Всадники доскакали и спешились. Во главе ожидающих стояли Байдалы, Байсал, Тусип и Караша, за ними — остальные родственники; они тоже опирались на белые посохи и плакали навзрыд.
Целая толпа ловких, быстрых жигитов выбежала навстречу приехавшим; они помогали верховым спешиться, привязывали коней и под руки отводили гостей к старшинам аула. Вместо приветствий приехавшие обнимали хозяев и плакали с ними. Увидев, как рыдают Байдалы, Байсал и другие старейшины. Абай не выдержал. Сходя с коня, он разразился искренними слезамн.
Приезжих, рыдавших и причитавших, так под руки и уводили в Большую юрту. Там раздавались неумолкаемые вопли.

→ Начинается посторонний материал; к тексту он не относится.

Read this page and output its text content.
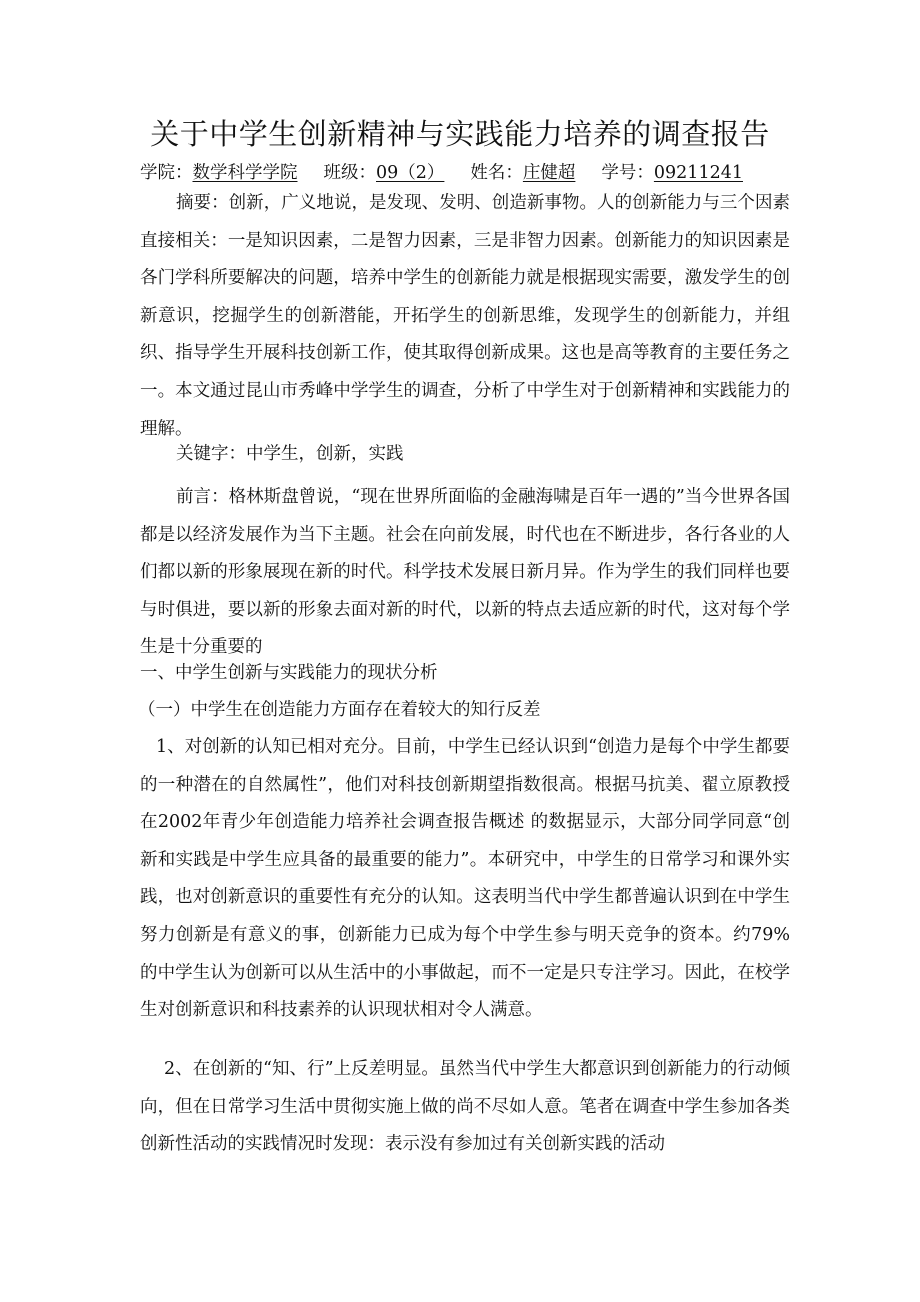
关于中学生创新精神与实践能力培养的调查报告
学院：数学科学学院 班级：09（2） 姓名：庄健超 学号：09211241
摘要：创新，广义地说，是发现、发明、创造新事物。人的创新能力与三个因素直接相关：一是知识因素，二是智力因素，三是非智力因素。创新能力的知识因素是各门学科所要解决的问题，培养中学生的创新能力就是根据现实需要，激发学生的创新意识，挖掘学生的创新潜能，开拓学生的创新思维，发现学生的创新能力，并组织、指导学生开展科技创新工作，使其取得创新成果。这也是高等教育的主要任务之一。本文通过昆山市秀峰中学学生的调查，分析了中学生对于创新精神和实践能力的理解。
关键字：中学生，创新，实践
前言：格林斯盘曾说，“现在世界所面临的金融海啸是百年一遇的”当今世界各国都是以经济发展作为当下主题。社会在向前发展，时代也在不断进步，各行各业的人们都以新的形象展现在新的时代。科学技术发展日新月异。作为学生的我们同样也要与时俱进，要以新的形象去面对新的时代，以新的特点去适应新的时代，这对每个学生是十分重要的
一、中学生创新与实践能力的现状分析
（一）中学生在创造能力方面存在着较大的知行反差
1、对创新的认知已相对充分。目前，中学生已经认识到“创造力是每个中学生都要的一种潜在的自然属性”，他们对科技创新期望指数很高。根据马抗美、翟立原教授在2002年青少年创造能力培养社会调查报告概述 的数据显示，大部分同学同意“创新和实践是中学生应具备的最重要的能力”。本研究中，中学生的日常学习和课外实践，也对创新意识的重要性有充分的认知。这表明当代中学生都普遍认识到在中学生努力创新是有意义的事，创新能力已成为每个中学生参与明天竞争的资本。约79%的中学生认为创新可以从生活中的小事做起，而不一定是只专注学习。因此，在校学生对创新意识和科技素养的认识现状相对令人满意。
2、在创新的“知、行”上反差明显。虽然当代中学生大都意识到创新能力的行动倾向，但在日常学习生活中贯彻实施上做的尚不尽如人意。笔者在调查中学生参加各类创新性活动的实践情况时发现：表示没有参加过有关创新实践的活动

Большая юрта была полна женщин. Они сидели рядами от двери до переднего места и вели похоронный плач, раскачиваясь и упираясь руками в бедра. В самом центре причитала в голос байбише Божея. На ее голову была наброшена черная шаль. Из глаз градом катились слезы неподдельного безутешного горя. Несколько дальше сидели пять девушек и тоже громко причитали. Купол Большой юрты, казалось, не мог вместить стонов и заунывного воя.